Il manuale scanzonato ma sapiente del grande Gianni Brera torna in libreria

Pubblicato nel 1986, la guida del giornalista sportivo riprende vita grazie a De Piante Editore, tra aforismi, abbinamenti e critiche al mondo enoico

Di libri che parlano di vino, di coltivazioni diverse, di abbinamenti col cibo, di vino per ogni occasione, di atlanti, ce ne sono veramente tantissimi. Scrivere un libro sul vino originale, particolare, non è facile: tra chi c’è riuscito, e bene, c’è sicuramente Gianni Brera, l’Omero del giornalismo sportivo italiano, scomparso nel 1992, per 17 al Guerin Sportivo, poi alla Gazzetta dello Sport, che ha seguito il Tour de France, che ha scritto di atletica, che si è imposto come cantore del calcio, a cui si deve la nascita di termini come “goleador” e “contropiede”, e grazie a cui i calciatori sono diventati personaggi mitologici. E grande, grandissimo, amante di Bacco. Il suo “Così si beve il vino”, volume del 1986 e ristampato in 300 copie da De Piante Editore, è allo stesso tempo guida per baldi cultori di enologia e spasso per linguisti. Brera, con genio alcolico, si allinea al genere del componimento dedicato a esaltare le esalazioni mistiche del vino, ripercorrendo e sviscerando una sfilza di deliziosi aforismi a tema enoico. Non facendosi mancare saggi quanto ironici e divertenti, nel suo stile, consigli di accostamento tra vino e cibo, come per chi “ostenta di pasteggiare a champagne” e “lo fa per strabiliare” non è degno di altra astuzia che lo sfottò, a cui si può solo dire “che sa di turacciolo: non si merita altro”. Sfacciata ironia che non nasconde una certa conoscenza, anche tecnica, del mondo vitivinicolo, a cui non si risparmia di muovere critiche, nemmeno troppo velate.
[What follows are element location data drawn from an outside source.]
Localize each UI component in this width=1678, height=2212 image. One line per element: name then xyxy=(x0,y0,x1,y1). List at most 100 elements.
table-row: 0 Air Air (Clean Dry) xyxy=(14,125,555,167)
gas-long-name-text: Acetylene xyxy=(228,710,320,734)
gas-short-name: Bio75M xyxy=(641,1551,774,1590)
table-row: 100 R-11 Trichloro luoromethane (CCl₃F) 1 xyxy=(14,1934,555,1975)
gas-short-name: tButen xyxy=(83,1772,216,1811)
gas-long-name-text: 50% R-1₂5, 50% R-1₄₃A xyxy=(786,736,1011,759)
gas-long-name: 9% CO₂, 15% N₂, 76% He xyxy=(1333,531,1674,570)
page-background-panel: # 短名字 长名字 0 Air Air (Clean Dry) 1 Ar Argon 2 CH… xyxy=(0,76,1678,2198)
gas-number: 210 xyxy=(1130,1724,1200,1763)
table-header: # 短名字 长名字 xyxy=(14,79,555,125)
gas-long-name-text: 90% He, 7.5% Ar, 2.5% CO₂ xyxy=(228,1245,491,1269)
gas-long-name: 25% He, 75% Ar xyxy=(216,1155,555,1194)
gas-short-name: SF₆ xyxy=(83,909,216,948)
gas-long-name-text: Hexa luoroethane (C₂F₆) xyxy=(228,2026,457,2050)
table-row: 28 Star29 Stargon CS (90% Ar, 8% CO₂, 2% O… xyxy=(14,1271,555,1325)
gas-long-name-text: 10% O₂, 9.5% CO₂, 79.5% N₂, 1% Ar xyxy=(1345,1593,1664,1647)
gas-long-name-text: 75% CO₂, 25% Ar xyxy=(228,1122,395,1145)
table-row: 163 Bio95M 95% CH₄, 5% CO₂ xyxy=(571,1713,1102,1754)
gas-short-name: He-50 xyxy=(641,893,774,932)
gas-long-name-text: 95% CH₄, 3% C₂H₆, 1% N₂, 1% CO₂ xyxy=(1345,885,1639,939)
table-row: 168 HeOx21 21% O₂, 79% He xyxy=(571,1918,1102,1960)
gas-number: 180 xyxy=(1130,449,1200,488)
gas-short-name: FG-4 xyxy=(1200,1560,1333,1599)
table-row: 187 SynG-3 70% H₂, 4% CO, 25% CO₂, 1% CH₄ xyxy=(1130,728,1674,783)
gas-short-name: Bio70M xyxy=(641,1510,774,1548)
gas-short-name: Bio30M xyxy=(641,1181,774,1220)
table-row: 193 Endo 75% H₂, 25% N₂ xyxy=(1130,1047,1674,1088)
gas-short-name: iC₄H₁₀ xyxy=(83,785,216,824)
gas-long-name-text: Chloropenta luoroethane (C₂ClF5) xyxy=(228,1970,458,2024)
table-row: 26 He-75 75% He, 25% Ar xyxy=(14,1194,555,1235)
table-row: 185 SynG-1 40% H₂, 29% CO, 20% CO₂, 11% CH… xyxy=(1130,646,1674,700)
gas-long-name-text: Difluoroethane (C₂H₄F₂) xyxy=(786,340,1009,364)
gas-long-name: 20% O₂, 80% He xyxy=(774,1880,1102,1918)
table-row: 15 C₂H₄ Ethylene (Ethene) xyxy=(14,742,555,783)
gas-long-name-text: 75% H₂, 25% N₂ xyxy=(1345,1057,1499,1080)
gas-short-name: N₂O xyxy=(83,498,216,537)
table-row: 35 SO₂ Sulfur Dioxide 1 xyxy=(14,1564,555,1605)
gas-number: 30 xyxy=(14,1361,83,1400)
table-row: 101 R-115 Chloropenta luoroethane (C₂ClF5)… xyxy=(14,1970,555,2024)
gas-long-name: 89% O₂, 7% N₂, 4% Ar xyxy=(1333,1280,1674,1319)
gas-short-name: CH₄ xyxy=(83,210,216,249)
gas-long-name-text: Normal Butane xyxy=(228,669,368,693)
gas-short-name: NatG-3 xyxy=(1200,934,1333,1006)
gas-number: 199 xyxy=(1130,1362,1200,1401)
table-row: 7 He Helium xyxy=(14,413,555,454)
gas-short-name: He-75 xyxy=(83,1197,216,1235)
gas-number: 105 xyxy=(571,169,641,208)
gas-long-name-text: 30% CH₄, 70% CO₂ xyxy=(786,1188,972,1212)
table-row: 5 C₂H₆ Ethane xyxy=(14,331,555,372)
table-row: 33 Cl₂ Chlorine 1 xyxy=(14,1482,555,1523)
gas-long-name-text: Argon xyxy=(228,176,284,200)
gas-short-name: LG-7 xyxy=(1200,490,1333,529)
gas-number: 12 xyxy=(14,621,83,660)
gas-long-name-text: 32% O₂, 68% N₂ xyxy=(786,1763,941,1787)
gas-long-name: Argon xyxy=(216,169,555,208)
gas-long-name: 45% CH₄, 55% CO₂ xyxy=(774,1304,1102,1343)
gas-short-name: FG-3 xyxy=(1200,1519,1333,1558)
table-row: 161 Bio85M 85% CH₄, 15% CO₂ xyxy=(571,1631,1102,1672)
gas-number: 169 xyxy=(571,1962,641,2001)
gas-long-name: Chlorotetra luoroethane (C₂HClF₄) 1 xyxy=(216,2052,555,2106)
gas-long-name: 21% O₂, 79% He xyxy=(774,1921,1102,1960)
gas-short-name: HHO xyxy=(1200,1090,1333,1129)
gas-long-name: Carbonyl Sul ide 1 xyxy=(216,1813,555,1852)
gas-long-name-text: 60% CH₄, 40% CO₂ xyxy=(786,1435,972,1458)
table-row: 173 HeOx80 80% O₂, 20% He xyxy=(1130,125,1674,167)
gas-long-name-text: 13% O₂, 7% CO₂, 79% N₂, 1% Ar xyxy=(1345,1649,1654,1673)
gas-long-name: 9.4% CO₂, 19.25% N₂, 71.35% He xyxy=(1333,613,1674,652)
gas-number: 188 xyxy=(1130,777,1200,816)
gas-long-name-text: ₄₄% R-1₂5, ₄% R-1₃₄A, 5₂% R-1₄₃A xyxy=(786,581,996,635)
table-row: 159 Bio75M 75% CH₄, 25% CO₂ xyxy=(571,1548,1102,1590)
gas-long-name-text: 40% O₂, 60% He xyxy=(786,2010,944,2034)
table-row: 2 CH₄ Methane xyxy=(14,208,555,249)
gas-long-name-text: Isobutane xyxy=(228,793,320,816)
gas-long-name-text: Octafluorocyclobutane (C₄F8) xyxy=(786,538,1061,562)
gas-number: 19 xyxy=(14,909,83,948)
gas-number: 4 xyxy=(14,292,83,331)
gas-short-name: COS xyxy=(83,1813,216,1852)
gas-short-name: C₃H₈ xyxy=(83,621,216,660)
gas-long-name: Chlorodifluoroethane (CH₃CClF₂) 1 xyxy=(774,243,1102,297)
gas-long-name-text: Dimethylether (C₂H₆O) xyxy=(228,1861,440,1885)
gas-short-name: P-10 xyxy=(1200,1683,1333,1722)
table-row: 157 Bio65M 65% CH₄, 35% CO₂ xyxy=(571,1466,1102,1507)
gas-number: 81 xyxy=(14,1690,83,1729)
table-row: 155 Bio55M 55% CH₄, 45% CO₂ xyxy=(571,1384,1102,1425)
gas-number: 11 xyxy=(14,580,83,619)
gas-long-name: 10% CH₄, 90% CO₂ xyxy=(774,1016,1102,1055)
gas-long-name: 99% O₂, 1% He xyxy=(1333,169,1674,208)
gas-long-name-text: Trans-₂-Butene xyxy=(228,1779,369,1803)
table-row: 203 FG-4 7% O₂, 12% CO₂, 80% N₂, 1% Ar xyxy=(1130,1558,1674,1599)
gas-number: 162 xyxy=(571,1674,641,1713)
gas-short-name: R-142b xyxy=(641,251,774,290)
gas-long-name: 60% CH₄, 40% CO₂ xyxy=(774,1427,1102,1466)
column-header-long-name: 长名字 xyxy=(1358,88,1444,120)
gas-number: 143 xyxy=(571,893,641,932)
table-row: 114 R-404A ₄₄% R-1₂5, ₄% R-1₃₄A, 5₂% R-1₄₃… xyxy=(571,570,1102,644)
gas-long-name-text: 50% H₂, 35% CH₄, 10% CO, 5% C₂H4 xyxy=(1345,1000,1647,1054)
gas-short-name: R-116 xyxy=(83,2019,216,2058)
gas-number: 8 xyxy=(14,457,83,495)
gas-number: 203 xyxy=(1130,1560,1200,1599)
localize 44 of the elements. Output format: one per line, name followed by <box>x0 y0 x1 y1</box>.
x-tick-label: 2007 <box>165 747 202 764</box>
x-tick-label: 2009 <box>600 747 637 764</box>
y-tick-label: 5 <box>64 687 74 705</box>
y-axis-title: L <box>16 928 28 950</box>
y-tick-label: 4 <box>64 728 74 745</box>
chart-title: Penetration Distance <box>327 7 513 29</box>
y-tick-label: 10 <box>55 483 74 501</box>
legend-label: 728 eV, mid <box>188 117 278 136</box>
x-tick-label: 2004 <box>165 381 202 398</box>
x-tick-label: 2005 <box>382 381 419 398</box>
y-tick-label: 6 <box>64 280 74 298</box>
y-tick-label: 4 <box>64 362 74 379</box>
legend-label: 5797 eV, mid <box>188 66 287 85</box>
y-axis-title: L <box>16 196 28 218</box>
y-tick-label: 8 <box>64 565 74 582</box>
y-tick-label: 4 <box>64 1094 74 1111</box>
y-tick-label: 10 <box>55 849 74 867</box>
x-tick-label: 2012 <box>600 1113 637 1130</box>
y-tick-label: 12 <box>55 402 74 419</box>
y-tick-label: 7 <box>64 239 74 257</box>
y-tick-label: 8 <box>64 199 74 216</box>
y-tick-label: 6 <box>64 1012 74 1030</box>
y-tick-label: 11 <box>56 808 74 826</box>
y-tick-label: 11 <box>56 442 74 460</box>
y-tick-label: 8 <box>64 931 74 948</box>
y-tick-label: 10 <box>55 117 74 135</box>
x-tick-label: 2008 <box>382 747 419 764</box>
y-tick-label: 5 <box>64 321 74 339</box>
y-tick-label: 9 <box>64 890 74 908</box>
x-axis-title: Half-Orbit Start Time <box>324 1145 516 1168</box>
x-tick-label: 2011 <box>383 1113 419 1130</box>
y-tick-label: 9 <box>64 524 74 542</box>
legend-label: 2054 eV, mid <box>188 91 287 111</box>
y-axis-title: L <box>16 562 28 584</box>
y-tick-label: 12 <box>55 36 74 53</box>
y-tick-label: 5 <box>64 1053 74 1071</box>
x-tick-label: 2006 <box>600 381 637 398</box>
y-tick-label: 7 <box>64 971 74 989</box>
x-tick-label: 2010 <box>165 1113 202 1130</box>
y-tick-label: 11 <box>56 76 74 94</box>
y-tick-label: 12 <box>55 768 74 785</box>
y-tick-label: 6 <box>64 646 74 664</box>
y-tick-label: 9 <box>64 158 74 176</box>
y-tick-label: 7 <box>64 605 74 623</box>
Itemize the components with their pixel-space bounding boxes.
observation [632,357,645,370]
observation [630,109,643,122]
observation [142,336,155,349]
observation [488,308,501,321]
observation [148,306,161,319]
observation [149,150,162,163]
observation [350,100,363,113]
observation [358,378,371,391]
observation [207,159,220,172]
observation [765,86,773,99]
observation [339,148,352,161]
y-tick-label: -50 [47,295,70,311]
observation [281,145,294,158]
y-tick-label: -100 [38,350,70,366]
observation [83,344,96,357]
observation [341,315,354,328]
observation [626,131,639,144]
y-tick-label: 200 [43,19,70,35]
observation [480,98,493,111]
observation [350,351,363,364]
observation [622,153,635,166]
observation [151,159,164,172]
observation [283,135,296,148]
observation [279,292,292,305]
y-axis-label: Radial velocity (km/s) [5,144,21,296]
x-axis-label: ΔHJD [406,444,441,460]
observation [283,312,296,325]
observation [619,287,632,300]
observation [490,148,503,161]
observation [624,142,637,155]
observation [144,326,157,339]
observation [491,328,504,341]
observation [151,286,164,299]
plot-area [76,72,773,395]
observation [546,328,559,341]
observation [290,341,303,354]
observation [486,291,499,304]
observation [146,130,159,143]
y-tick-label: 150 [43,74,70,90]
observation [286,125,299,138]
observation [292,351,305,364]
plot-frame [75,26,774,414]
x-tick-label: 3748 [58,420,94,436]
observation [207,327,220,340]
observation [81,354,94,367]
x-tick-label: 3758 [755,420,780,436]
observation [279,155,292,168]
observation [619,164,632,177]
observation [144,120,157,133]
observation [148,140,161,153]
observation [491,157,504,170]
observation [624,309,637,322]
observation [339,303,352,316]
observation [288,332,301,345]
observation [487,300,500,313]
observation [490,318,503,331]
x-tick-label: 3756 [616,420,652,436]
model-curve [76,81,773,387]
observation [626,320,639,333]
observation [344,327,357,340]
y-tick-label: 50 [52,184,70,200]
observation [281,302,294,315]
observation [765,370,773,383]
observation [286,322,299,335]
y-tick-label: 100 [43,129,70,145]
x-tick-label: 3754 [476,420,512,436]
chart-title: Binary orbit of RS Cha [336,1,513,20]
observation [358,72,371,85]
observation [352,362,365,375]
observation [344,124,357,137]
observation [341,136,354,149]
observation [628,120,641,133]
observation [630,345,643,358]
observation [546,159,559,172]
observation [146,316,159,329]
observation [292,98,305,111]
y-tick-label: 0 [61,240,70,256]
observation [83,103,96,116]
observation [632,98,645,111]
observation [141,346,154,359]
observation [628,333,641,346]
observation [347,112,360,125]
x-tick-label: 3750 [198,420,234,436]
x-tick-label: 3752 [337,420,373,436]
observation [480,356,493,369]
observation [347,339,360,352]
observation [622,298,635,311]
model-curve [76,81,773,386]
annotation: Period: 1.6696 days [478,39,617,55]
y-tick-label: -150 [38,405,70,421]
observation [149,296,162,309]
Ad ogni modo, ciò che sta davvero al centro del mondo enoico, per Gianni Brera, è il bere vino, e va fatto “alla Brera” in tre mosse, definite e definitive: intanto, “va odorato con un lieve moto circolare del bicchiere”, poi “lo si accosta lentamente alle labbra e si alza in modo che la lingua ne sia ragionevolmente bagnata”; infine, “quando si sia definita la classe del vino, allora non bisogna indugiare troppo”. Alla fine, insomma, dopo le speculazioni, si beva, lasciando gli aggettivi a giacere in gola.